Using Word2Vec

Introduction

In this lesson, you'll take a look at how the Word2Vec model actually works, and then learn how you can make use of Word2Vec using the open-source gensim library!

Objectives

You will be able to:

Demonstrate an understanding of the various tunable parameters of word2Vec such as vector size and window size
Demonstrate a basic understanding of the architecture of the Word2Vec model

How Word2Vec Works

By now, you've gained an understanding of what a word embedding space is, and you've learned a little bit about how the words are represented as Dense vectors. However, you haven't touched on how the model actually learns the correct values for all the word vectors in the embedding space.
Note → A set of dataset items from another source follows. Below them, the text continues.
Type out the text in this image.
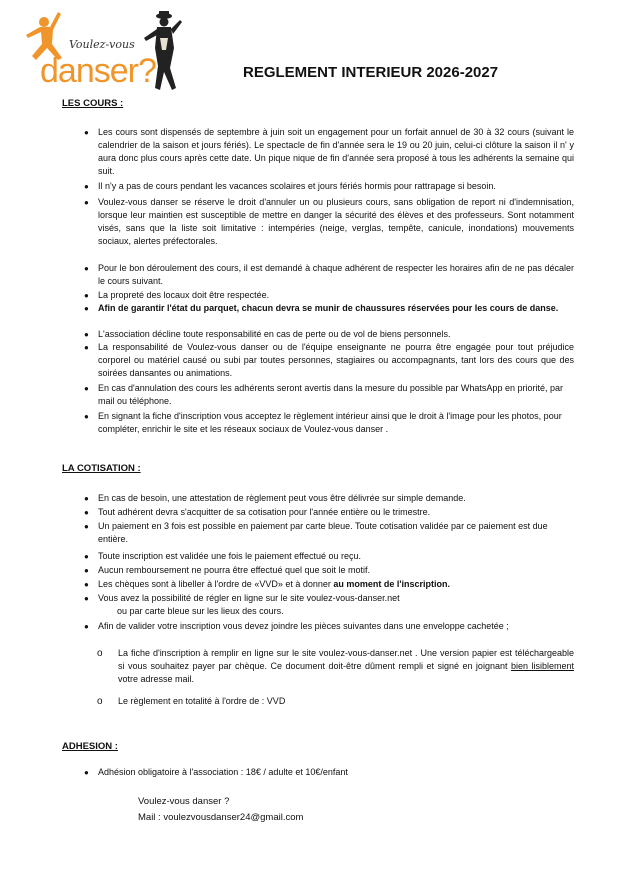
Voulez-vous
danser?	REGLEMENT INTERIEUR 2026-2027
LES COURS :
●	Les cours sont dispensés de septembre à juin soit un engagement pour un forfait annuel de 30 à 32 cours (suivant le calendrier de la saison et jours fériés). Le spectacle de fin d'année sera le 19 ou 20 juin, celui-ci clôture la saison il n' y aura donc plus cours après cette date. Un pique nique de fin d'année sera proposé à tous les adhérents la semaine qui suit.
●	Il n'y a pas de cours pendant les vacances scolaires et jours fériés hormis pour rattrapage si besoin.
●	Voulez-vous danser se réserve le droit d'annuler un ou plusieurs cours, sans obligation de report ni d'indemnisation, lorsque leur maintien est susceptible de mettre en danger la sécurité des élèves et des professeurs. Sont notamment visés, sans que la liste soit limitative : intempéries (neige, verglas, tempête, canicule, inondations) mouvements sociaux, alertes préfectorales.
●	Pour le bon déroulement des cours, il est demandé à chaque adhérent de respecter les horaires afin de ne pas décaler le cours suivant.
●	La propreté des locaux doit être respectée.
●	Afin de garantir l'état du parquet, chacun devra se munir de chaussures réservées pour les cours de danse.
●	L'association décline toute responsabilité en cas de perte ou de vol de biens personnels.
●	La responsabilité de Voulez-vous danser ou de l'équipe enseignante ne pourra être engagée pour tout préjudice corporel ou matériel causé ou subi par toutes personnes, stagiaires ou accompagnants, tant lors des cours que des soirées dansantes ou animations.
●	En cas d'annulation des cours les adhérents seront avertis dans la mesure du possible par WhatsApp en priorité, par mail ou téléphone.
●	En signant la fiche d'inscription vous acceptez le règlement intérieur ainsi que le droit à l'image pour les photos, pour compléter, enrichir le site et les réseaux sociaux de Voulez-vous danser .
LA COTISATION :
●	En cas de besoin, une attestation de règlement peut vous être délivrée sur simple demande.
●	Tout adhérent devra s'acquitter de sa cotisation pour l'année entière ou le trimestre.
●	Un paiement en 3 fois est possible en paiement par carte bleue. Toute cotisation validée par ce paiement est due entière.
●	Toute inscription est validée une fois le paiement effectué ou reçu.
●	Aucun remboursement ne pourra être effectué quel que soit le motif.
●	Les chèques sont à libeller à l'ordre de «VVD» et à donner au moment de l'inscription.
●	Vous avez la possibilité de régler en ligne sur le site voulez-vous-danser.net
ou par carte bleue sur les lieux des cours.
●	Afin de valider votre inscription vous devez joindre les pièces suivantes dans une enveloppe cachetée ;
o La fiche d'inscription à remplir en ligne sur le site voulez-vous-danser.net . Une version papier est téléchargeable si vous souhaitez payer par chèque. Ce document doit-être dûment rempli et signé en joignant bien lisiblement votre adresse mail.
o Le règlement en totalité à l'ordre de : VVD
ADHESION :
●	Adhésion obligatoire à l'association : 18€ / adulte et 10€/enfant
Voulez-vous danser ?
Mail : voulezvousdanser24@gmail.com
To put it another way, how does the Word2Vec model learn exactly where to embed each word vector inside the high dimensional embedding space?

Note that this explanation will stay fairly high-level, since you don't actually need to understand every part of how the Word2Vec model works in order to use it effectively for Data Science tasks. If you'd like to dig deeper in to how the model actually works, you recommend starting by reading this tutorial series from Chris McCormick (part 1 and part 2), and then moving onto the actual Word2Vec White Paper by Mikolov et al. The graphics used in this lesson are actually from Chris McCormick's excellent blog posts explaining how Word2Vec actually works.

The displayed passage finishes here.